Bailey pulled out the photograph of the taller shooter’s wrist.
“Do any of you recognize this?” I asked.
Each girl examined the photograph, shook her head, and passed it on.
“What is it?” Charlotte said.
“I was hoping you’d tell me,” I said. Charlotte shrugged. “I heard Otis had a friend named Jason. They did a science project together a year or so ago. Does that ring a bell?”
They frowned in unison. “Jason…the only Jason I know graduated last year,” Letha said.
But that didn’t mean he wasn’t our tall shooter. “What did he look like?”
Marnie made a face. “An Ewok. Real short and really hairy.”
So much for Jason. Or at least that Jason. Maybe there were others. “Do you happen to remember the names of the science teachers for last year-which would’ve been what, your junior year?”
“Yeah,” Charlotte said. “I had Mr. Forster.”
“Who’d you guys have?” I asked Marnie and Letha.

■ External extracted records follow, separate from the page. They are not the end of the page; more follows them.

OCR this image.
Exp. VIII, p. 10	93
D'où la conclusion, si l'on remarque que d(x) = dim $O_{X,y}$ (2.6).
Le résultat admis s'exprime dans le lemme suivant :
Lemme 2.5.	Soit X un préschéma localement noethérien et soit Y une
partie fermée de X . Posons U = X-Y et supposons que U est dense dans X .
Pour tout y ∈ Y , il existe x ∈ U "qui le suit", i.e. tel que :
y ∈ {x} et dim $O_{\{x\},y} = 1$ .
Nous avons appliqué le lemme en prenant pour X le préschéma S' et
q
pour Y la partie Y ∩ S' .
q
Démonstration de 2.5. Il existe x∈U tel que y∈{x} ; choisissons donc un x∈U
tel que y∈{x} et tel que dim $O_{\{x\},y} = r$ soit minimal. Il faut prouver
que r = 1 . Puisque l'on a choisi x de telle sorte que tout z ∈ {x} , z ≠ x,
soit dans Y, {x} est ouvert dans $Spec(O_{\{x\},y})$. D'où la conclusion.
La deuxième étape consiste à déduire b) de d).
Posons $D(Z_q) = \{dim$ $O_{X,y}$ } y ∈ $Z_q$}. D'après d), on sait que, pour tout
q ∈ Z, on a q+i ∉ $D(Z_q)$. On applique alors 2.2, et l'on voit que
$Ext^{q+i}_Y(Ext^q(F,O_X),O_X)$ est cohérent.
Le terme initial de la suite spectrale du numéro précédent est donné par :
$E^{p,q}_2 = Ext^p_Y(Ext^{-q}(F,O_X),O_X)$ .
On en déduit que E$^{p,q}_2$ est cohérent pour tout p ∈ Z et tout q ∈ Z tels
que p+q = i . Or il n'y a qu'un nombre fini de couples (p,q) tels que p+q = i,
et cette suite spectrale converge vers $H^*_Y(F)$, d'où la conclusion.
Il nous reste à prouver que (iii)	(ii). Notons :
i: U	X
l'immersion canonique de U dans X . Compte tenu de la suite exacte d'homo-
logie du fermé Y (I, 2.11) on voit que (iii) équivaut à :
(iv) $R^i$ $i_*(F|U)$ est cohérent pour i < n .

Letha pulled her long hair forward over her right shoulder and began to stroke it. “Marnie and I had Ms. Sherman.” Her mouth turned downward. “We got sent to the principal’s office because we wouldn’t dissect a frog-”
“How can they kill animals just so high school kids can cut them up?” Marnie said. “It was so…brutal.” She hadn’t meant it to be ironic, but it landed hard anyway. On all of them.

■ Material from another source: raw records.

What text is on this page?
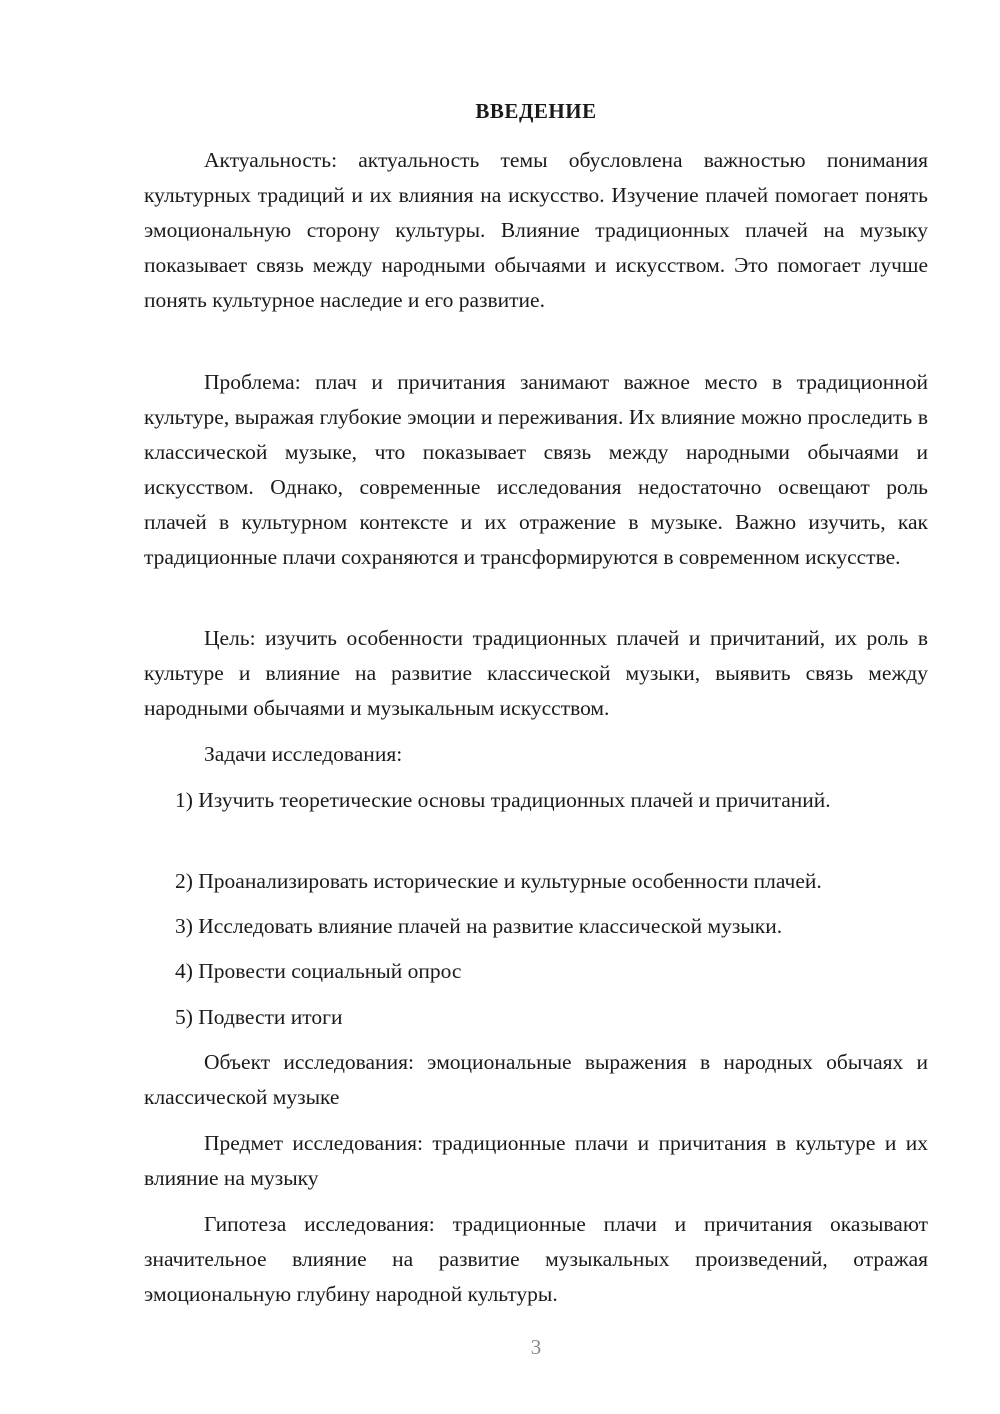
ВВЕДЕНИЕ

Актуальность: актуальность темы обусловлена важностью понимания культурных традиций и их влияния на искусство. Изучение плачей помогает понять эмоциональную сторону культуры. Влияние традиционных плачей на музыку показывает связь между народными обычаями и искусством. Это помогает лучше понять культурное наследие и его развитие.

Проблема: плач и причитания занимают важное место в традиционной культуре, выражая глубокие эмоции и переживания. Их влияние можно проследить в классической музыке, что показывает связь между народными обычаями и искусством. Однако, современные исследования недостаточно освещают роль плачей в культурном контексте и их отражение в музыке. Важно изучить, как традиционные плачи сохраняются и трансформируются в современном искусстве.

Цель: изучить особенности традиционных плачей и причитаний, их роль в культуре и влияние на развитие классической музыки, выявить связь между народными обычаями и музыкальным искусством.

Задачи исследования:

1) Изучить теоретические основы традиционных плачей и причитаний.

2) Проанализировать исторические и культурные особенности плачей.

3) Исследовать влияние плачей на развитие классической музыки.

4) Провести социальный опрос

5) Подвести итоги

Объект исследования: эмоциональные выражения в народных обычаях и классической музыке

Предмет исследования: традиционные плачи и причитания в культуре и их влияние на музыку

Гипотеза исследования: традиционные плачи и причитания оказывают значительное влияние на развитие музыкальных произведений, отражая эмоциональную глубину народной культуры.

3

We wrapped it up shortly after that and walked out to Bailey’s car. I stopped at the passenger door and spoke to her over the hood. “Is Principal Campbell back in act-”
“Dale, and yes, he’s reachable.”
We got into the car and Bailey called Dale, who got us the numbers for the evil Ms. Sherman and Mr. Forster. Both answered on the first ring and offered to meet us anytime, anywhere. It was a grim upside to a case of this magnitude: no one thought they had anything more important to do. We told them for now, we only needed a few minutes on the phone.
Ms. Sherman, who sounded more like Betty Crocker than Cruella De Vil, was a model of efficiency. She kept records for the past four years on her computer.
“I didn’t have any student named Otis Barney,” she said. “I did have a Jason a couple of years ago, but I think he would have graduated by now.”
Jason the Ewok, I guessed. We thanked her and moved on to Mr. Forster.
“Otis Barney? That name sounds familiar,” he said. “Hang on, let me go get my laptop.” A few minutes later, he was back. “Let’s see, this was last year, you say?” I confirmed it. “Okay, yes, I did have Otis Barney. No Jason though.”